Pakistani police launch investigation after attempt on interior minister.

pakistan explosion
The bomber blew himself up just three metres away from the interior minister [Reuters]
Security guards blocked the attacker as he tried to get close to Sherpao, an intelligence official said. He detonated the bomb moments later.
 
Sherpao told Pakistan Television: “It was a target killing, and I was the target. It was a suicide attack. I have suffered minor injuries.
 
“It was not a big bang, it was a thud, but the impact was massive. The attacker was apparently walking behind us.”
 
Sherpao’s son also suffered minor injuries in the attack.
 

“It is a continuation of what is going on in our tribal areas and across the border in Afghanistan”

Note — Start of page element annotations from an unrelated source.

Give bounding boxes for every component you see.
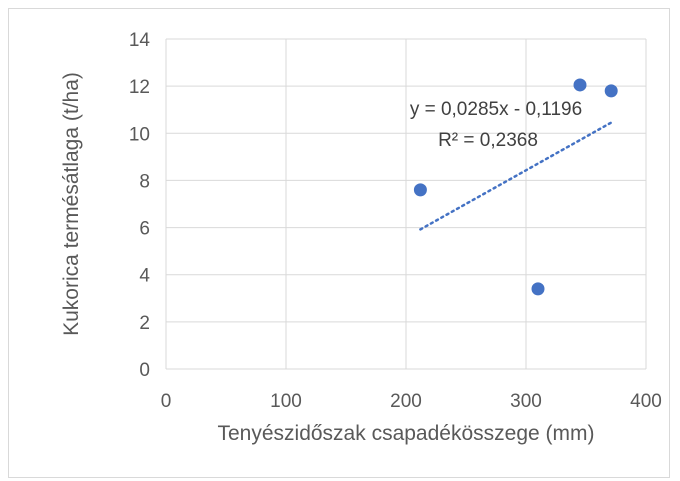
x-axis-title: Tenyészidőszak csapadékösszege (mm) bbox=[218, 422, 595, 445]
trendline-equation: y = 0,0285x - 0,1196 bbox=[410, 99, 582, 120]
y-tick-label: 10 bbox=[129, 124, 150, 145]
grid-lines bbox=[165, 38, 647, 370]
data-point bbox=[573, 78, 587, 92]
y-axis-title: Kukorica termésátlaga (t/ha) bbox=[60, 72, 83, 336]
y-tick-label: 6 bbox=[139, 219, 150, 240]
y-tick-label: 0 bbox=[139, 360, 150, 381]
x-tick-label: 200 bbox=[390, 391, 422, 412]
data-point bbox=[413, 183, 427, 197]
x-tick-label: 300 bbox=[510, 391, 542, 412]
y-tick-label: 2 bbox=[139, 313, 150, 334]
y-tick-labels: 0 2 4 6 8 10 12 14 bbox=[129, 30, 151, 381]
trendline-r-squared: R² = 0,2368 bbox=[438, 130, 538, 151]
y-tick-label: 4 bbox=[139, 266, 150, 287]
y-tick-label: 8 bbox=[139, 171, 150, 192]
trendline bbox=[419, 121, 613, 231]
x-tick-label: 0 bbox=[161, 391, 172, 412]
x-tick-label: 100 bbox=[270, 391, 302, 412]
data-points bbox=[413, 78, 618, 296]
data-point bbox=[604, 84, 618, 98]
trendline-group bbox=[419, 121, 613, 231]
x-tick-labels: 0 100 200 300 400 bbox=[161, 391, 662, 412]
x-tick-label: 400 bbox=[630, 391, 662, 412]
y-tick-label: 12 bbox=[129, 77, 150, 98]
data-point bbox=[531, 282, 545, 296]
y-tick-label: 14 bbox=[129, 30, 151, 51]
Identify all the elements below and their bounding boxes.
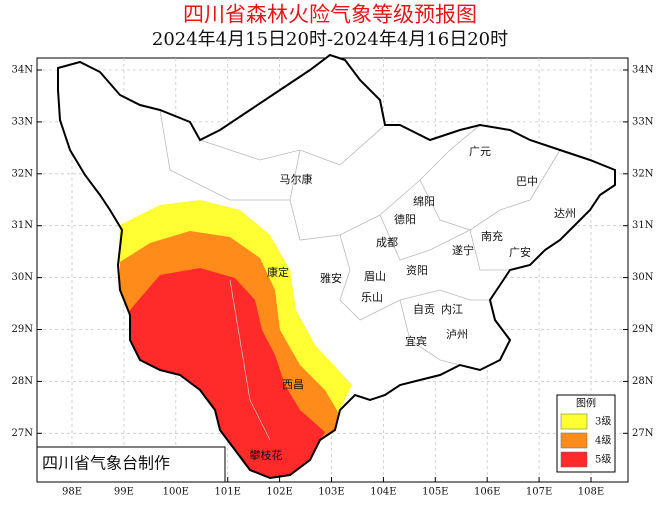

Asif Iqbal Daudzai, information minister for the provincial government

One of Sherpao’s aides and several of his security detail were killed, and police said they had found the head and torso of the bomber.

 
Asif Iqbal Daudzai, information minister for the provincial government, said: “We have got the severed head of the bomber, and it is identifiable. He appears to be between 30 and 35-years old.
 
“It is a continuation of what is going on in our tribal areas and across the border in Afghanistan,” Daudzai told Reuters.
 

Sherpao was the target of a previous attack on April 28, 2007. He was injured in that attack, as well.

 

 Sherpao, 63, is also the head of Pakistan People’s Party.

 

War on terrorism

 

Speaking to reporters in Peshawar, Sherpao declined to speculate on who was behind the attack but said that the “war against extremism and terrorism will continue”.

 

Meanwhile, Kamal Hyder, Al Jazeera’s Pakistan correspondent, said Sherpao had faced heavy criticism for his handling of the country’s security.

 

He had also made enemies among the Afghan population for forcing many of them out of the country, Hyder reported.

 

The border province has a large community of Afghan refugees, most living in camps.

 

Pakistan has been plagued by bomb attacks by following a decision by Pervez Musharraf, the president, in 2001 to join a US-led “war on terrorism”. There were a number of suicide attacks earlier this year, including one in the capital, Islamabad.

 

Musharraf himself has survived at least three al Qaeda-inspired assassination attempts.

 

Karzai calls Sherpao

 

Hamid Karzai, the Afghan president, has telephoned Sherpao, a fellow ethnic Pashtun, soon after the attack to ask how he was.

 

North West Frontier province is one of the most volatile regions of Pakistan.

 

Al-Qaeda and the Taliban have drawn support from the independent tribesmen there, particularly in North and South Waziristan, the poorest of Pakistan‘s seven semi-autonomous tribal regions.

 

A missile strike in Saidgai village in North Waziristan on Friday killed at least three anti-government fighters and wounded two others, according to an intelligence official.

 

On Sunday, a soldier was killed when suspected militants fired a rocket on an army post near Saidgai, intelligence officials said.